Previous attacks in February and April resulted in two separate six-week disruptions forcing the Kingdom’s power plants to use their heavy fuel oil reserves at a cost of some $3 million per day.

According to the Ministry of Finance, the continuous disruptions in natural gas supplies cost the Kingdom JD637 million in the first half of the year.

Egyptian gas supplies have yet to return to pre-attack levels and prior to the fourth attack on the pipeline dropped to 60 million cubic feet – well below the 240 million cubic feet stipulated in a 12-year agreement between the two sides.

But Amman and Cairo have yet to close in on an amended natural gas deal, according to energy officials.

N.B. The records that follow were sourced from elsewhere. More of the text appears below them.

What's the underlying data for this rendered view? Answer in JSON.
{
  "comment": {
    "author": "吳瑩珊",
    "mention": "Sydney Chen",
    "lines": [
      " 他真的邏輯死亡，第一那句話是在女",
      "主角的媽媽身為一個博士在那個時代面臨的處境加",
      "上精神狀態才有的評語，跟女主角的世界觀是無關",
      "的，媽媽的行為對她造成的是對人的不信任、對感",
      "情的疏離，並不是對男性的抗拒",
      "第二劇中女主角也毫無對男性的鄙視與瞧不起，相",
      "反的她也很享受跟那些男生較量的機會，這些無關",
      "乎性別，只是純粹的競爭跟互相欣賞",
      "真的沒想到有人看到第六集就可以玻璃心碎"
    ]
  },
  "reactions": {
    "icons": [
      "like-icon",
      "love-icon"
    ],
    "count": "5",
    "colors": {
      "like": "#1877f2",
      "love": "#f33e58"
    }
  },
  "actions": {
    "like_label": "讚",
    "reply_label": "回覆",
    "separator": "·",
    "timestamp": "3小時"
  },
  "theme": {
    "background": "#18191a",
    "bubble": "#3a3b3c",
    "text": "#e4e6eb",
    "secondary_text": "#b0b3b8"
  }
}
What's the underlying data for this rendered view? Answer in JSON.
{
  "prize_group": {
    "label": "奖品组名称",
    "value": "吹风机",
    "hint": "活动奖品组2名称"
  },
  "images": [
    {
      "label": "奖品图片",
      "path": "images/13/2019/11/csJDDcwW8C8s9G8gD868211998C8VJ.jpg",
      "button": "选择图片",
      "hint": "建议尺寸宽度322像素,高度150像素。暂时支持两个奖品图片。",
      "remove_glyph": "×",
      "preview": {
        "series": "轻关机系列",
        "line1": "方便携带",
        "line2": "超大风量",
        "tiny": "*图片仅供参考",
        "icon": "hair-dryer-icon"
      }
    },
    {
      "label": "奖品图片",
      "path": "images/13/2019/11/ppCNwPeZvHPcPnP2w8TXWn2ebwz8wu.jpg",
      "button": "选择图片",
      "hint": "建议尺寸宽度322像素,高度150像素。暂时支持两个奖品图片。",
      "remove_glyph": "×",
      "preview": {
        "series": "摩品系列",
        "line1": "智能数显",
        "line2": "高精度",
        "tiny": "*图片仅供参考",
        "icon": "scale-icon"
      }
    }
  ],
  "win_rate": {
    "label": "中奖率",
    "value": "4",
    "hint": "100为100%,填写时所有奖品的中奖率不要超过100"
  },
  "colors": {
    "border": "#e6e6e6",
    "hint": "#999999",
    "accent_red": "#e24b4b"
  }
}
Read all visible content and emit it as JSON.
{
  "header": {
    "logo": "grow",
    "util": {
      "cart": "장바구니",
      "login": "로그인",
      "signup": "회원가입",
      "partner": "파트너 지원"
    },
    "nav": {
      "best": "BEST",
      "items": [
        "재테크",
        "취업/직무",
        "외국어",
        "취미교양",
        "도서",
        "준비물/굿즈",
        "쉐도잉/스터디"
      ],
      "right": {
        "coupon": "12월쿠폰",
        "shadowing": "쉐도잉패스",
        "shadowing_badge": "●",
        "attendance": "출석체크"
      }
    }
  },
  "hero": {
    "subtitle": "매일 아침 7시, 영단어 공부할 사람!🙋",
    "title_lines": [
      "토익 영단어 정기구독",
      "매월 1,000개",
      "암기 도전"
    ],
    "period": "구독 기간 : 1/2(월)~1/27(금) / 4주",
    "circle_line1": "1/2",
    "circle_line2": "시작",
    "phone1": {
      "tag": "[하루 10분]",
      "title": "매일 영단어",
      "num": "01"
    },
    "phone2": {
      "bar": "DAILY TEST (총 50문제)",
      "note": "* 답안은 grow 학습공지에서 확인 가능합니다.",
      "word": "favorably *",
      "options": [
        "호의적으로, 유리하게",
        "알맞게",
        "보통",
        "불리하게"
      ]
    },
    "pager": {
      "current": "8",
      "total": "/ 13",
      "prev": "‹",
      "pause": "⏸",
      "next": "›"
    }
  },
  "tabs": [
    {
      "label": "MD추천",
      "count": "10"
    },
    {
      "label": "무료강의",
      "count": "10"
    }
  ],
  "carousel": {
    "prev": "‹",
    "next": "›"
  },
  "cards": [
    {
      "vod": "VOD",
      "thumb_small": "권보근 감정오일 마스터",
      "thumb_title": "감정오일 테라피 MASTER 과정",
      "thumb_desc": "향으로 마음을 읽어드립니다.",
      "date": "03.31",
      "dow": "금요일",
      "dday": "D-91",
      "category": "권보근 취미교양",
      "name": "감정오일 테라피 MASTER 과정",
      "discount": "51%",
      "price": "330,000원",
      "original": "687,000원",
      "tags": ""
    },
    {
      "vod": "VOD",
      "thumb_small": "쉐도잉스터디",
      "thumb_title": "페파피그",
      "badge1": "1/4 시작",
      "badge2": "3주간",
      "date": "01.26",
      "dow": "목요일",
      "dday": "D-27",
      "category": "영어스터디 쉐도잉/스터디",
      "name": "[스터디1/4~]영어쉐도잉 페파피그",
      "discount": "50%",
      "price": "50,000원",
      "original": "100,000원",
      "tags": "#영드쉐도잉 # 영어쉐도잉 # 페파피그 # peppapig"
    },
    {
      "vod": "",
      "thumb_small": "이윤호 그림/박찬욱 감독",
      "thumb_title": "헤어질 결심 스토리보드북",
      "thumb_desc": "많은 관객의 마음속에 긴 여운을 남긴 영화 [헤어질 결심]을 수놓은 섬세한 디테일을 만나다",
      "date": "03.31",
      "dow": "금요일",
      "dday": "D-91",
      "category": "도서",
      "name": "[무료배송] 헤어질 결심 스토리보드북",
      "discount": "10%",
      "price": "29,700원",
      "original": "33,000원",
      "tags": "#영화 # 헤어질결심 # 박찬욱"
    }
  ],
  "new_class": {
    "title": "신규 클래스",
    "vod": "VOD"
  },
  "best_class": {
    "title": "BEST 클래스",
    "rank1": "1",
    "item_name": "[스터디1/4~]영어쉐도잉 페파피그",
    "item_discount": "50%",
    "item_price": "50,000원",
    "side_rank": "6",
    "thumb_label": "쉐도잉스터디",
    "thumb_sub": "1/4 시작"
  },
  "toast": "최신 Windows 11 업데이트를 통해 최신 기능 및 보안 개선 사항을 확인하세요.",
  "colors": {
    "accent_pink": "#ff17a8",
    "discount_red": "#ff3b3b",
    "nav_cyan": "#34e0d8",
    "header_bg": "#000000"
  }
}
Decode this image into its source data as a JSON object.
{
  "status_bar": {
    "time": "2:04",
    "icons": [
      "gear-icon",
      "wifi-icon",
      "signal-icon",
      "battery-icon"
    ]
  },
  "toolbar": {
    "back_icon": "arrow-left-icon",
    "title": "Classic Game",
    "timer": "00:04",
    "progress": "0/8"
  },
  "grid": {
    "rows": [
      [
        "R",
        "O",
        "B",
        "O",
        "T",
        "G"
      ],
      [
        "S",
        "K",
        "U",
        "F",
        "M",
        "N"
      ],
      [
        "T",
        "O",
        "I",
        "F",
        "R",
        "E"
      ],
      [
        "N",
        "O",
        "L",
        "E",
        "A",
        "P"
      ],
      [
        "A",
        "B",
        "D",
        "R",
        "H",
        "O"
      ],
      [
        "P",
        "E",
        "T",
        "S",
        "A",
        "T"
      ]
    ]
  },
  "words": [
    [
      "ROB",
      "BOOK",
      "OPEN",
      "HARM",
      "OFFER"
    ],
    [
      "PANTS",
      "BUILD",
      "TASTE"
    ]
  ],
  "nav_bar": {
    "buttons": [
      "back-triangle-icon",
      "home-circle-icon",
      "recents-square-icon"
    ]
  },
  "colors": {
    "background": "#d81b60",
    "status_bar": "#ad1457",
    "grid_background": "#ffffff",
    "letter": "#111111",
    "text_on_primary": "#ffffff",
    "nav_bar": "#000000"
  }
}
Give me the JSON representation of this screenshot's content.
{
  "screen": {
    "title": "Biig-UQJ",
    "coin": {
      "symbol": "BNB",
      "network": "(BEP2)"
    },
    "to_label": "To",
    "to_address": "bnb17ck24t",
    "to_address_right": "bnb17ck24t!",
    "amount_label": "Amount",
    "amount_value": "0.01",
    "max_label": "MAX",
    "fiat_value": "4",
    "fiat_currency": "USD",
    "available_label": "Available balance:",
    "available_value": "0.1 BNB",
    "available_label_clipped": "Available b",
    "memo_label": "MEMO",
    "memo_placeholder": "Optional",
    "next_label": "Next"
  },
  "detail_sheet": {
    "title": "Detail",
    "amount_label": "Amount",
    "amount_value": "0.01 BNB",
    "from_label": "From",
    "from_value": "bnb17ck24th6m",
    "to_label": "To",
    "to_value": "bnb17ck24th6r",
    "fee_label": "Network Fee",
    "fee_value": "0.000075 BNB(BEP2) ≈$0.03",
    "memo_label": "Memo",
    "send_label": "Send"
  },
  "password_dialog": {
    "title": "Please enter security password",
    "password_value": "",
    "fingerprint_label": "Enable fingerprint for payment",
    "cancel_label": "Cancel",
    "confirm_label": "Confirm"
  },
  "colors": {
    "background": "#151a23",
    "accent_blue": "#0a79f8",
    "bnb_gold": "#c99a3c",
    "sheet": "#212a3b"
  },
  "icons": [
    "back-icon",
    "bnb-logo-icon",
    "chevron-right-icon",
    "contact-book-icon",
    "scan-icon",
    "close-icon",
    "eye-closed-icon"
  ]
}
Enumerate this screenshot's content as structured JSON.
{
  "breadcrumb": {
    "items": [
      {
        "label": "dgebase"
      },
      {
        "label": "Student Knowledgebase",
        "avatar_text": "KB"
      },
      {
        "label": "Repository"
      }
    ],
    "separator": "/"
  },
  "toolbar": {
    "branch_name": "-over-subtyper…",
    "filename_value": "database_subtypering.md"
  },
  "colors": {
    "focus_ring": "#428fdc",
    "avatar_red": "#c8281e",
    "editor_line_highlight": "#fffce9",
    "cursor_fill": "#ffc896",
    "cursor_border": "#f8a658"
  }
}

The unreliability of Egyptian gas has forced Jordanian authorities to look for alternative energy sources including liquefied gas and increased heavy oil imports from Iraq.

Plans are in place to construct an offshore terminal for liquefied gas in the Port of Aqaba by 2013.

The Kingdom, which currently buys 97 per cent of its energy needs, used to import about 240 million cubic feet of Egyptian gas a day, or 80 per cent of its electricity requirements.

Cairo has come under increasing popular pressure since the January 25 uprising to end gas exports to Jordan and Israel and prioritise the resource for domestic use.

The latest attack came a day after clashes in the nearby city of Al Arish that left five people dead, according to AFP.

Armed forces arrested 12 men, including three Palestinians, suspected of involvement in an attack on an Al Arish police station, said north Sinai security chief Saleh Masri.

Three civilians, an army officer and a police officer were killed in the clashes, and 19 people wounded.

Earlier on Friday, around 150 men in trucks and on motorbikes rampaged through Al Arish, firing assault rifles in the air, driving terrified residents into their homes.

They rode through the deserted streets of the city waving black flags which read “There is no God but Allah”, before attempting to storm the police station.

Earlier, the masked men used a bulldozer to damage a statue of the late president Anwar Sadat, who was assassinated by Islamist militants in 1981.

The violence came after a peaceful demonstration at noon in one of the city’s squares, part of countrywide protests on Friday by Islamists who want any future constitution to assert that Egypt is a Muslim state, AFP reported.